En 2006, Aifos era la mayor inmobiliaria residencial de Andalucía. La compañía, que desde 1994 ha levantado 18.000 viviendas (ninguna en Marbella, donde posee dos hoteles), empleaba a 2.600 personas, contaba con 53 oficinas propias en cuatro países y una red de 4.700 agencias inmobiliarias en toda Europa. En 2005 había ingresado 347 millones y alcanzado un ebitda de 137 millones. En 2006 el grupo encargó a UBS un estudio de salida a Bolsa. Todo estaba preparado para que Aifos saltara al parqué, con una previsión de negocio para 2008 de 890 millones. Pero en julio de 2006 fueron detenidos el presidente, Jesús Ruiz Casado; el director general de la compañía, Jenaro Briales, y el director financiero, José Andrés León. Entonces el fiscal jefe de la Fiscalía Anticorrupción, Antonio Salinas, explicó que el presidente y los administradores de Aifos habían pagado cuatro millones de euros a Juan Antonio Roca a cambio de licencias urbanísticas. La implicación de Aifos en Malaya supuso el fin financiero.

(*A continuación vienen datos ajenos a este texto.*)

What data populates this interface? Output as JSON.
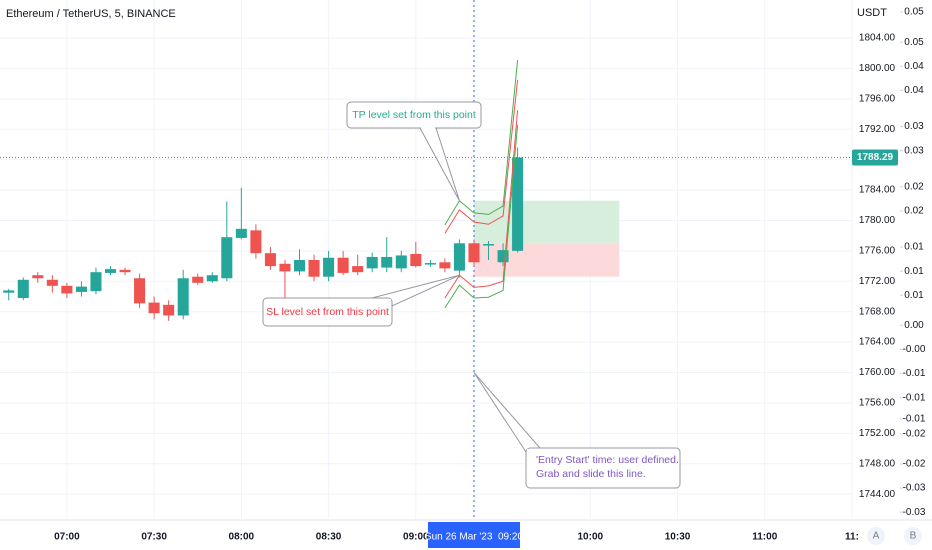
{
  "chart_data": {
    "type": "candlestick",
    "title": "Ethereum / TetherUS, 5, BINANCE",
    "y_axis_label": "USDT",
    "x": [
      "06:40",
      "06:45",
      "06:50",
      "06:55",
      "07:00",
      "07:05",
      "07:10",
      "07:15",
      "07:20",
      "07:25",
      "07:30",
      "07:35",
      "07:40",
      "07:45",
      "07:50",
      "07:55",
      "08:00",
      "08:05",
      "08:10",
      "08:15",
      "08:20",
      "08:25",
      "08:30",
      "08:35",
      "08:40",
      "08:45",
      "08:50",
      "08:55",
      "09:00",
      "09:05",
      "09:10",
      "09:15",
      "09:20",
      "09:25",
      "09:30",
      "09:35"
    ],
    "open": [
      1770.5,
      1769.8,
      1772.8,
      1772.2,
      1771.4,
      1770.6,
      1770.7,
      1773.1,
      1773.5,
      1772.4,
      1769.2,
      1768.9,
      1767.5,
      1772.6,
      1772,
      1772.4,
      1777.7,
      1778.7,
      1775.7,
      1774.3,
      1773.3,
      1774.8,
      1772.6,
      1775.1,
      1774,
      1773.7,
      1773.8,
      1773.7,
      1775.6,
      1774.2,
      1774.5,
      1773.4,
      1777,
      1776.7,
      1774.5,
      1776
    ],
    "high": [
      1771,
      1772.5,
      1773.2,
      1772.8,
      1771.8,
      1772,
      1773.8,
      1774,
      1773.8,
      1773,
      1770,
      1769.5,
      1773.5,
      1773,
      1773.2,
      1782.5,
      1784.3,
      1779.5,
      1776.5,
      1774.8,
      1776.2,
      1775.5,
      1776,
      1776,
      1775.5,
      1775.8,
      1777.8,
      1776,
      1777.2,
      1774.8,
      1775,
      1777.5,
      1777.5,
      1777.3,
      1777,
      1789.6
    ],
    "low": [
      1769.5,
      1769.5,
      1771.8,
      1770.5,
      1769.8,
      1770,
      1770.3,
      1772.8,
      1772.8,
      1768.5,
      1767,
      1766.8,
      1767,
      1771.5,
      1771.8,
      1772,
      1777.5,
      1775,
      1773.5,
      1769.8,
      1772.8,
      1772,
      1772,
      1772.8,
      1772.8,
      1773.2,
      1773.2,
      1773.2,
      1773.8,
      1773.9,
      1773.2,
      1772.5,
      1774,
      1774.8,
      1774,
      1775.8
    ],
    "close": [
      1770.8,
      1772.2,
      1772.4,
      1771.4,
      1770.4,
      1771.3,
      1773.2,
      1773.6,
      1773.2,
      1769.1,
      1767.8,
      1767.5,
      1772.4,
      1771.8,
      1772.8,
      1777.8,
      1778.9,
      1775.7,
      1774,
      1773.3,
      1774.8,
      1772.6,
      1775.1,
      1773.1,
      1773.2,
      1775.2,
      1775.2,
      1775.4,
      1774,
      1774.4,
      1773.7,
      1777,
      1774.5,
      1776.9,
      1776.1,
      1788.29
    ],
    "up_color": "#26a69a",
    "down_color": "#ef5350",
    "xlim": [
      "06:37",
      "11:30"
    ],
    "xticks": [
      "07:00",
      "07:30",
      "08:00",
      "08:30",
      "09:00",
      "10:00",
      "10:30",
      "11:00",
      {
        "value": "11:30",
        "label": "11:"
      }
    ],
    "ylim": [
      1740.6,
      1809
    ],
    "yticks": [
      {
        "value": 1744,
        "label": "1744.00"
      },
      {
        "value": 1748,
        "label": "1748.00"
      },
      {
        "value": 1752,
        "label": "1752.00"
      },
      {
        "value": 1756,
        "label": "1756.00"
      },
      {
        "value": 1760,
        "label": "1760.00"
      },
      {
        "value": 1764,
        "label": "1764.00"
      },
      {
        "value": 1768,
        "label": "1768.00"
      },
      {
        "value": 1772,
        "label": "1772.00"
      },
      {
        "value": 1776,
        "label": "1776.00"
      },
      {
        "value": 1780,
        "label": "1780.00"
      },
      {
        "value": 1784,
        "label": "1784.00"
      },
      {
        "value": 1788,
        "label": "1788.00"
      },
      {
        "value": 1792,
        "label": "1792.00"
      },
      {
        "value": 1796,
        "label": "1796.00"
      },
      {
        "value": 1800,
        "label": "1800.00"
      },
      {
        "value": 1804,
        "label": "1804.00"
      }
    ],
    "y2lim": [
      -0.0313,
      0.055
    ],
    "y2ticks": [
      {
        "value": 0.053,
        "label": "0.05"
      },
      {
        "value": 0.048,
        "label": "0.05"
      },
      {
        "value": 0.044,
        "label": "0.04"
      },
      {
        "value": 0.04,
        "label": "0.04"
      },
      {
        "value": 0.034,
        "label": "0.03"
      },
      {
        "value": 0.03,
        "label": "0.03"
      },
      {
        "value": 0.024,
        "label": "0.02"
      },
      {
        "value": 0.02,
        "label": "0.02"
      },
      {
        "value": 0.014,
        "label": "0.01"
      },
      {
        "value": 0.01,
        "label": "0.01"
      },
      {
        "value": 0.006,
        "label": "0.01"
      },
      {
        "value": 0.001,
        "label": "0.00"
      },
      {
        "value": -0.003,
        "label": "-0.00"
      },
      {
        "value": -0.007,
        "label": "-0.01"
      },
      {
        "value": -0.011,
        "label": "-0.01"
      },
      {
        "value": -0.0145,
        "label": "-0.01"
      },
      {
        "value": -0.017,
        "label": "-0.02"
      },
      {
        "value": -0.022,
        "label": "-0.02"
      },
      {
        "value": -0.026,
        "label": "-0.03"
      },
      {
        "value": -0.03,
        "label": "-0.03"
      }
    ],
    "grid": true,
    "crosshair": {
      "x": "09:20",
      "label": "Sun 26 Mar '23  09:20",
      "color": "#2962ff"
    },
    "lines": [
      {
        "color": "#4caf50",
        "x": [
          "09:10",
          "09:15",
          "09:20",
          "09:25",
          "09:30",
          "09:35"
        ],
        "values": [
          1779.4,
          1782.6,
          1781.0,
          1780.8,
          1781.9,
          1801.1
        ]
      },
      {
        "color": "#ef5350",
        "x": [
          "09:10",
          "09:15",
          "09:20",
          "09:25",
          "09:30",
          "09:35"
        ],
        "values": [
          1778.3,
          1781.4,
          1779.8,
          1779.5,
          1780.6,
          1798.5
        ]
      },
      {
        "color": "#ef5350",
        "x": [
          "09:10",
          "09:15",
          "09:20",
          "09:25",
          "09:30",
          "09:35"
        ],
        "values": [
          1769.8,
          1772.8,
          1771.2,
          1771.4,
          1772.0,
          1794.5
        ]
      },
      {
        "color": "#4caf50",
        "x": [
          "09:10",
          "09:15",
          "09:20",
          "09:25",
          "09:30",
          "09:35"
        ],
        "values": [
          1768.5,
          1771.5,
          1769.8,
          1769.9,
          1770.8,
          1792.6
        ]
      }
    ],
    "position": {
      "start": "09:20",
      "end": "10:10",
      "entry": 1777,
      "tp": 1782.6,
      "sl": 1772.6,
      "profit_color": "#d6eedb",
      "loss_color": "#fcdadb"
    },
    "annotations": [
      {
        "lines": [
          "TP level set from this point"
        ],
        "color": "#22ab94",
        "x": "09:15",
        "y": 1782.6
      },
      {
        "lines": [
          "SL level set from this point"
        ],
        "color": "#f23645",
        "x": "09:15",
        "y": 1772.8
      },
      {
        "lines": [
          "'Entry Start' time: user defined.",
          "Grab and slide this line."
        ],
        "color": "#7e57c2",
        "x": "09:20",
        "y": 1760
      }
    ],
    "buttons": [
      "A",
      "B"
    ]
  }
}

Los bancos cerraron las puertas a la compañía, que pudo aguantar tres años más antes de declararse en concurso de acreedores.

Aifos, que ahora emplea a 60 personas, ha preparado un plan de negocio “diseñado para poder devolver el 45% de la deuda a los acreedores ordinarios en 15 años”. La generación de ingresos prevista se basa en el desarrollo y venta de producto terminado y gestión de promociones, hasta lograr 255,6 millones (se genera el 84% de los ingresos del plan con los activos que ahora son propiedad de Aifos, explica el grupo) y en la negociación con la banca para liberar activos. Aifos prevé poner a la venta viviendas por 100.000 euros, vendiendo 100 al año a partir del tercer año de salida del concurso.